O tema tem ganhado destaque global à medida que avanços científicos nas áreas das neurociências, psicologia e inteligência artificial impulsionam terapias de recuperação. Centros acadêmicos renomados, como a Universidade Tiradentes (Unit), de Sergipe, têm liderado pesquisas que exploram o papel da neuroplasticidade no comportamento, emoções e processos cognitivos.
“A pós-graduação em neuropsicologia da Unit se destaca pelo aprofundamento no estudo da atividade sináptica e do desenvolvimento neural”, destaca Paulo Autran, docente do curso. Autran, pós-doutor em Psicologia e Educação, ressalta a colaboração com universidades federais brasileiras no desenvolvimento de jogos adaptativos com inteligência artificial, destinados ao tratamento de pacientes com Transtorno do Espectro Autista (TEA).
Os jogos adaptativos têm mostrado resultados promissores, com crianças apresentando melhorias significativas no desenvolvimento neuropsicomotor. O tratamento, sustentado por bolsas do CNPq, utiliza tecnologia que se adapta ao progresso individual de cada paciente, otimizando ganhos funcionais, motores e emocionais.
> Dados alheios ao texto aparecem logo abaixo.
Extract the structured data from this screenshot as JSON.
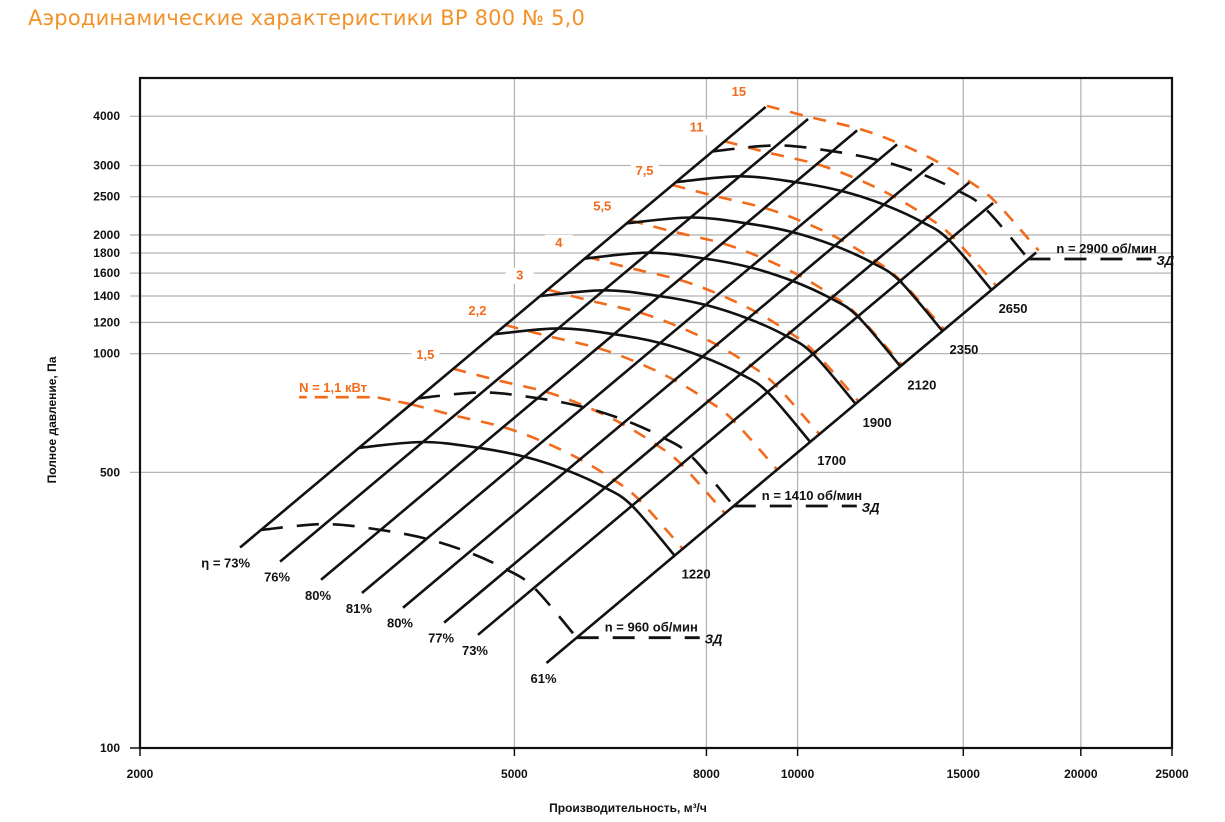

Este avanço não apenas redefine os limites da recuperação neurológica, mas também abre novas possibilidades para aprimorar o desempenho cognitivo e motor em indivíduos já com alto rendimento. A pesquisa brasileira continua a contribuir significativamente para o campo global da neurociência aplicada, promovendo uma visão esperançosa para o futuro dos tratamentos neurológicos personalizados.